This is a repository for BA thesis written in School of Linguistics, NRU HSE (Moscow, RU), throughout the 2018/19 academic year.
UPD: all notebooks are now available in Binder! Click the badge to proceed:
I already did a project on Russian Drama Corpus and its stage directions — it can be found here: Stage Directions in Russian Drama. It dealt more with the quantitative part of the research and exploring corpus trends; at this one, I want to focus on the part which deals more with computational linguistics and machine learning, that is to extract linguistic features and run several different models.
Russian Drama Corpus (or shortly, RusDraCor) can be found at dracor-org/rusdracor; it is also available in a more user-friendly format at Dracor website.

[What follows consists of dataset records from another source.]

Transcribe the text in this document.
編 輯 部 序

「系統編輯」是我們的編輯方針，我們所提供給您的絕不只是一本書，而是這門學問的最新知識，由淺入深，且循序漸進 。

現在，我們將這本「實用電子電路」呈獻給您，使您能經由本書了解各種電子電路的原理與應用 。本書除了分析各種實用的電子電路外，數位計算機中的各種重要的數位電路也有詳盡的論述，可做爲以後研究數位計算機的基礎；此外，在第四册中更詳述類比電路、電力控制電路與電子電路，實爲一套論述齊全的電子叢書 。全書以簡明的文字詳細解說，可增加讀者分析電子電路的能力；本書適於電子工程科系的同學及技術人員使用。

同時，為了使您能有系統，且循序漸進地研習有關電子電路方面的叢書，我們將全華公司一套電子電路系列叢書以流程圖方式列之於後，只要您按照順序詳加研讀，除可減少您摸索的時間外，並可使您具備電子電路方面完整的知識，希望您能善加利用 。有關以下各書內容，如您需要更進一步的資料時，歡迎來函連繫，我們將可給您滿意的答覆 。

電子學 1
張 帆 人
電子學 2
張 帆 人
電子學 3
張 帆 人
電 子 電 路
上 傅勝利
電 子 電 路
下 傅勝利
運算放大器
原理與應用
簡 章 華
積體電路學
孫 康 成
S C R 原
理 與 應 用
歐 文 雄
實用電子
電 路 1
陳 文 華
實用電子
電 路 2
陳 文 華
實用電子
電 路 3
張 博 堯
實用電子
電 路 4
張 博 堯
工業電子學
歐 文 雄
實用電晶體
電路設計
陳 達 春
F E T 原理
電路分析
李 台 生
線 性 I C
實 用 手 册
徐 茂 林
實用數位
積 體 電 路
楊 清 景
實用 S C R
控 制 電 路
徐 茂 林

Content | Notebook | Additional |
---|---|---|
retrieving and downloading data | api-data-preprocessing.ipynb | dracor_api.py, file_work.py |
annotation description | annotation_guide.md | |
morphology, NER, stopwords, etc. | linguistic-features.ipynb | |
semantics hypothesis + test on 2018 data | semantic-rules.ipynb | |
working with the final dataset | dataset-separation.ipynb | |
model fitting: entrance and exit | fitting-semantic-types.ipynb | data_preparation.py, model_fitting.py, separate semantic class to come |
model fitting: other types | fitting-nonsemantic-types.ipynb | data_preparation.py, model_fitting.py |
Is also here in the repo: pdf
TEI 2019 (Sep 20, 2019): Using Machine Learning for the Automated Classification of Stage Directions in TEI-Encoded Drama Corpora
Thesis defence (Jun 17, 2019): Short Text Classification: a Case of Stage Directions in Russian Drama
Module | Event | Date |
---|---|---|
3rd | Project Proposal presentation | March 26, 2019 |
4th | Written paper deadline | June 4, 2019 |
4th | Final thesis presentation | June 18, 2019 |